Self-righteousness is the free cheese of religious practice; it is hard to resist because it is so easily gotten; it seems rightfully to belong to those who make sacrifices to obey certain ways of living and who faithfully observe codes and rules essential to moral standing and good relationships; it is hard to resist the easy cheese of self-righteousness though it comes at the expense of people in need of moral support and integrity in their relationships; at the heart of all of this, my friends, at the absolute center, lies what is so exquisitely simple that it is universally complex.  The power of God revealed in Jesus Christ declares once and for all that God love the whole world and that we, filled with God’s power, disrupt religiosity and destroy self-righteousness by extending mercy to those whom others condemn, by sharing compassion with our neighbors, for we all belong to God.

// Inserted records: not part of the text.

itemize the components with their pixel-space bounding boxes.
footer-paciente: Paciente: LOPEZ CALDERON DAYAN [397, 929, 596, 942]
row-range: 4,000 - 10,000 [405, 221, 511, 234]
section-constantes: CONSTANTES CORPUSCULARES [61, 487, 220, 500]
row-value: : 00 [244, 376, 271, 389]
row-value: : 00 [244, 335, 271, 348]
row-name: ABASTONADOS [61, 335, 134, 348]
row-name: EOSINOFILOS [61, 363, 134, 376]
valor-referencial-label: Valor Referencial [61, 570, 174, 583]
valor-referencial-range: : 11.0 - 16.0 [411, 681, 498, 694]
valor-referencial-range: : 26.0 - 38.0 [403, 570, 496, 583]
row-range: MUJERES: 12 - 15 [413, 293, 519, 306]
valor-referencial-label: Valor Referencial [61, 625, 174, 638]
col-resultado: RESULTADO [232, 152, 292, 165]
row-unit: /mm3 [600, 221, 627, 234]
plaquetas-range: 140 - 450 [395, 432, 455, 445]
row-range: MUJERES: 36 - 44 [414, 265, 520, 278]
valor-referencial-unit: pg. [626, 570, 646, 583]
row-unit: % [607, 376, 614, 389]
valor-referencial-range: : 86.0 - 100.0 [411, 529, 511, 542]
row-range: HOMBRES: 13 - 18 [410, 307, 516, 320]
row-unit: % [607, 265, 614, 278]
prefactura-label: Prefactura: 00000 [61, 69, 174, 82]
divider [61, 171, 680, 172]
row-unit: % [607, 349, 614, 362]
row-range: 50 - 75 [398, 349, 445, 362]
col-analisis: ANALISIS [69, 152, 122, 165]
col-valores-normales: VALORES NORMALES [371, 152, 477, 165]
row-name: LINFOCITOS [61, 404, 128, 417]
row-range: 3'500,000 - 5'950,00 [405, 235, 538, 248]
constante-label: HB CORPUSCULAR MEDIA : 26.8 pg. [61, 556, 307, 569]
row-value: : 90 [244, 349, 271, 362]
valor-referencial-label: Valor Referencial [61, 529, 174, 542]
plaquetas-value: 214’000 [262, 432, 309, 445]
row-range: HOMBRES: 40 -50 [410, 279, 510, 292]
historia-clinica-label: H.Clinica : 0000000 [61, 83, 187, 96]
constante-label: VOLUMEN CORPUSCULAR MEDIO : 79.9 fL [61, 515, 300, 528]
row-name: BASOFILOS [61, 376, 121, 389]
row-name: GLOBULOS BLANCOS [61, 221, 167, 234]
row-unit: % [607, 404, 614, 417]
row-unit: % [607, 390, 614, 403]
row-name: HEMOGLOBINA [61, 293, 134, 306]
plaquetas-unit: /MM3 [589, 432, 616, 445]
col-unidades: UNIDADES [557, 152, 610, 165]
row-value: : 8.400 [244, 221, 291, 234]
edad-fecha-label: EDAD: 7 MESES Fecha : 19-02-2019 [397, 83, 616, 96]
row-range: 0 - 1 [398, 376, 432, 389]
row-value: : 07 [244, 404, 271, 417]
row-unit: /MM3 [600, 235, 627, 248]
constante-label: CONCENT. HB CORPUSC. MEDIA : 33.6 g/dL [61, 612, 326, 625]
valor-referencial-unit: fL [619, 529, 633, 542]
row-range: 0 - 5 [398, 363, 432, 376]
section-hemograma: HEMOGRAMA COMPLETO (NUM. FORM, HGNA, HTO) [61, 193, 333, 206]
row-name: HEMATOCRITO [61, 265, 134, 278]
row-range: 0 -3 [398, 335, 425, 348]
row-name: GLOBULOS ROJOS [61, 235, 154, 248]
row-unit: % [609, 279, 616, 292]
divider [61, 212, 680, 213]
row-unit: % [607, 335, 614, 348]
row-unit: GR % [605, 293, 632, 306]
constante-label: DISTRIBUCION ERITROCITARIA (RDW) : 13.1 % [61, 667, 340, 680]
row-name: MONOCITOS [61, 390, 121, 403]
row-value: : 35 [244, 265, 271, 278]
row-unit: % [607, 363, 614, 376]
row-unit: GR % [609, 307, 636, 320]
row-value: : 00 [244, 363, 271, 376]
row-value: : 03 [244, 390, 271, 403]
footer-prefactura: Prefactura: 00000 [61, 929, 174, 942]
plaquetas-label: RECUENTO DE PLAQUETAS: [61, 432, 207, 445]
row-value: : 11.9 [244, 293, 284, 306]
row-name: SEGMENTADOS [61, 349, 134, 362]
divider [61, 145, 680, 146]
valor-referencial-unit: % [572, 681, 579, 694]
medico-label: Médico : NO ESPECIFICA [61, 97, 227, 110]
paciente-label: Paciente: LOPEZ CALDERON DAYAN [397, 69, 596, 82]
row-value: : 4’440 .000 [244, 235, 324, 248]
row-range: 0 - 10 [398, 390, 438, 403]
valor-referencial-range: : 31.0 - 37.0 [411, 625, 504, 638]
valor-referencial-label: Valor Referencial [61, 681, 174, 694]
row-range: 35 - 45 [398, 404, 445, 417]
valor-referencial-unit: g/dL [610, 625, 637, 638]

The power of  God, the Holy Spirit animating our souls empowers us to imaginative compassion for suffering we have not ourselves experienced but we know grieves the heart of God; as disciples of Christ, we are called to shatter bogus and phony religiosity that excuses from doing nothing as poor, oppressed, vulnerable people suffer in our own neighborhoods and around the world.

***

Friends, despite the many voices saying that we are in a wilderness of threat and those who declare the righteousness of their religious convictions to justify hate, neglect, passivity, and exclusion, we have arrived in the Promised Land . . . in this church, in our comfortable homes, with our good educations and our thriving children and grandchildren. Surely what is right and pleasing to God in this Promised Land, lies within our hearts, forms our deepest longings, a seed planted within every human breast–it is simply and only to love God by loving our neighbor, to lift up those who are pressed down, to feed the hungry, to clothe the naked, to shelter the homeless, to welcome strangers and aliens.

Like Moses speaking to the people as they prepare to enter the Promised Land, like Jesus contending the religiosity as he begins his ministry, I have but one simply complex rule I pray we will all seek to honor: Let us give our hearts to God, and thus give up any right to condemn others, and thus take up the cause of those who are pressed down, for the sake of Jesus Christ our Lord. Amen and Amen.